I should have loved you even more,
With more surrender, greater selflessness,
For when I measure up my love to Christ our God
And to Our Lady’s love for Him,
Her Son, Whom She knew dying, broken,
buried by Her hand
I’m but a tiny midge
Caught up in a huge swarm
And all my suffering could never merit
The joy of knowing that I knew a little
What Love is
Through this, my love for you.
The skill and beauty of this telling is in itself a substantial accomplishment. But Heloise Speaks also offers the modern psyche vital nourishment through the expression – and reminder – of the sacred power of feminine passion.
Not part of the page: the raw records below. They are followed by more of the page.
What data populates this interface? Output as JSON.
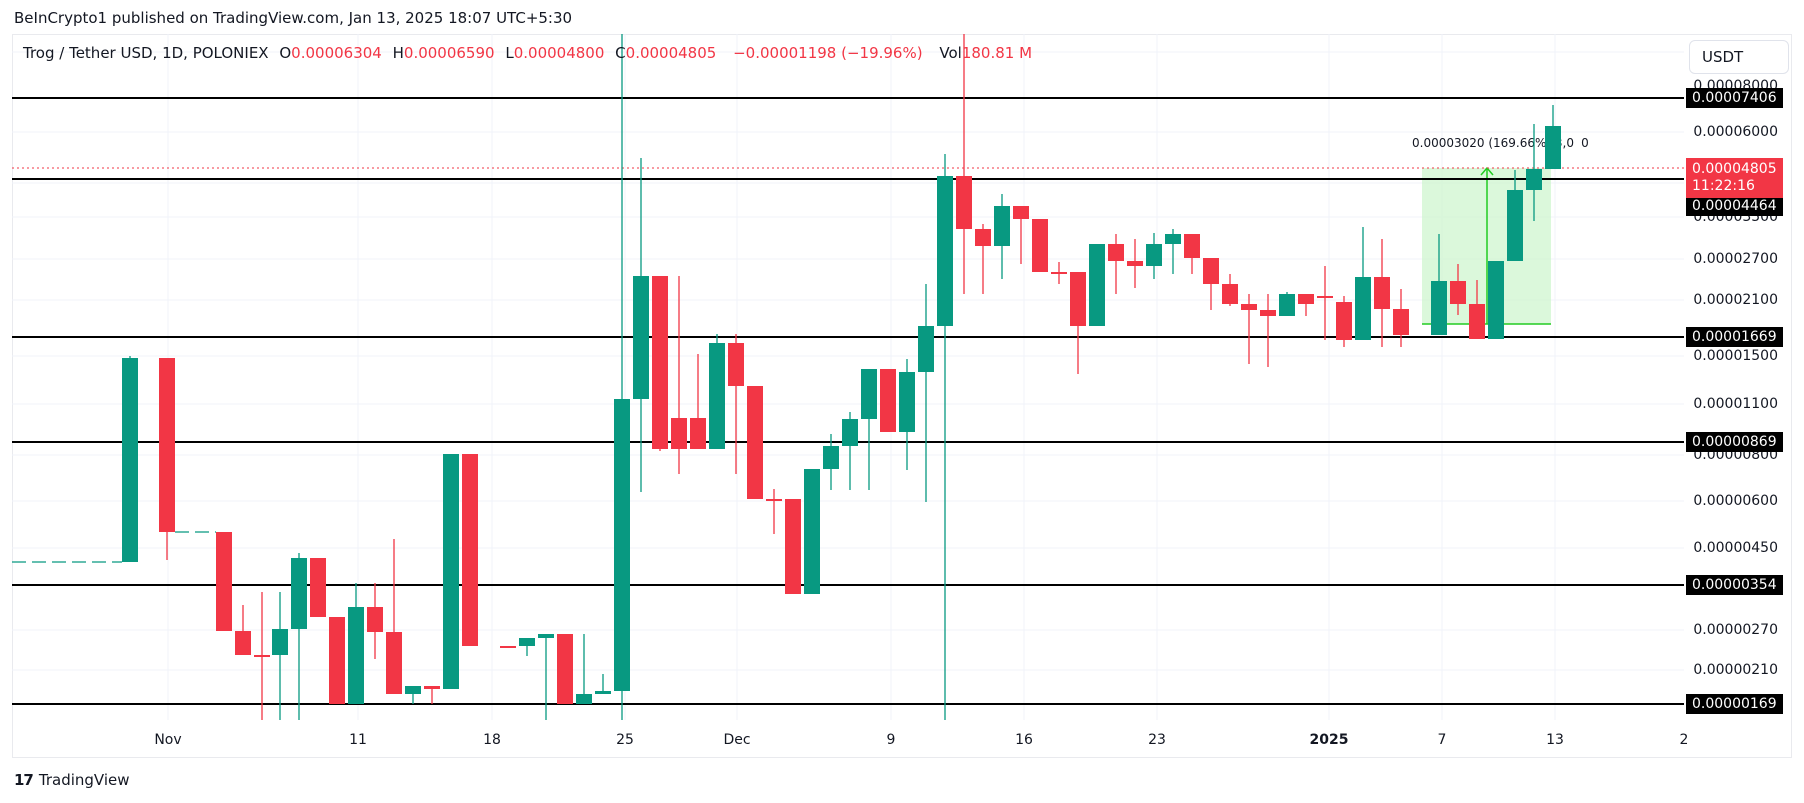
{
  "publish_line": "BeInCrypto1 published on TradingView.com, Jan 13, 2025 18:07 UTC+5:30",
  "legend": {
    "symbol": "Trog / Tether USD, 1D, POLONIEX",
    "open_label": "O",
    "open": "0.00006304",
    "high_label": "H",
    "high": "0.00006590",
    "low_label": "L",
    "low": "0.00004800",
    "close_label": "C",
    "close": "0.00004805",
    "change": "−0.00001198 (−19.96%)",
    "vol_label": "Vol",
    "vol": "180.81 M"
  },
  "currency_button": "USDT",
  "price_badge": {
    "price": "0.00004805",
    "countdown": "11:22:16",
    "color": "#f23645"
  },
  "measure_label": "0.00003020 (169.66%) 3,0   0",
  "colors": {
    "up": "#089981",
    "down": "#f23645",
    "level_line": "#000000",
    "measure_fill": "#ccf5cc",
    "measure_line": "#22cc22",
    "grid": "#f0f3fa"
  },
  "footer_logo": {
    "mark": "17",
    "text": "TradingView"
  },
  "chart_data": {
    "type": "candlestick",
    "title": "Trog / Tether USD, 1D, POLONIEX",
    "ylabel": "USDT",
    "y_scale": "log",
    "y_ticks": [
      "0.00008000",
      "0.00006000",
      "0.00003500",
      "0.00002700",
      "0.00002100",
      "0.00001500",
      "0.00001100",
      "0.00000800",
      "0.00000600",
      "0.00000450",
      "0.00000270",
      "0.00000210"
    ],
    "x_ticks": [
      "Nov",
      "11",
      "18",
      "25",
      "Dec",
      "9",
      "16",
      "23",
      "2025",
      "7",
      "13",
      "2"
    ],
    "horizontal_levels": [
      "0.00007406",
      "0.00004464",
      "0.00001669",
      "0.00000869",
      "0.00000354",
      "0.00000169"
    ],
    "last_price": "0.00004805",
    "measure": {
      "change": "0.00003020",
      "percent": "169.66%"
    },
    "grid": true
  }
}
Heloise was exceptional in her time for her achievements. Throughout these verse letters she ponders her roles of scholar, lover, wife, mother, abbess. Although our own stories may not be as dramatic – usually nowhere near as tragic – we also balance love, marriage, motherhood, and career or artistic calling and find that we are not fully any one aspect. Gradually – and often catalysed by passionate love for another – we free up from our roles and our heartbreaks and embody the lightness of love:
For I am Woman
Holy Spirit
Shekinah
Sophia
Mary
Eve
Mysterious Dove
Wings strong enough to break through any cage
Heloise Speaks: A Verse Novel was published by Amethyst Press in 2022. Irina Kuzminsky is also the author of Dancing with Dark Goddesses. Diana Durham's most recent collection of poems is Labyrinth.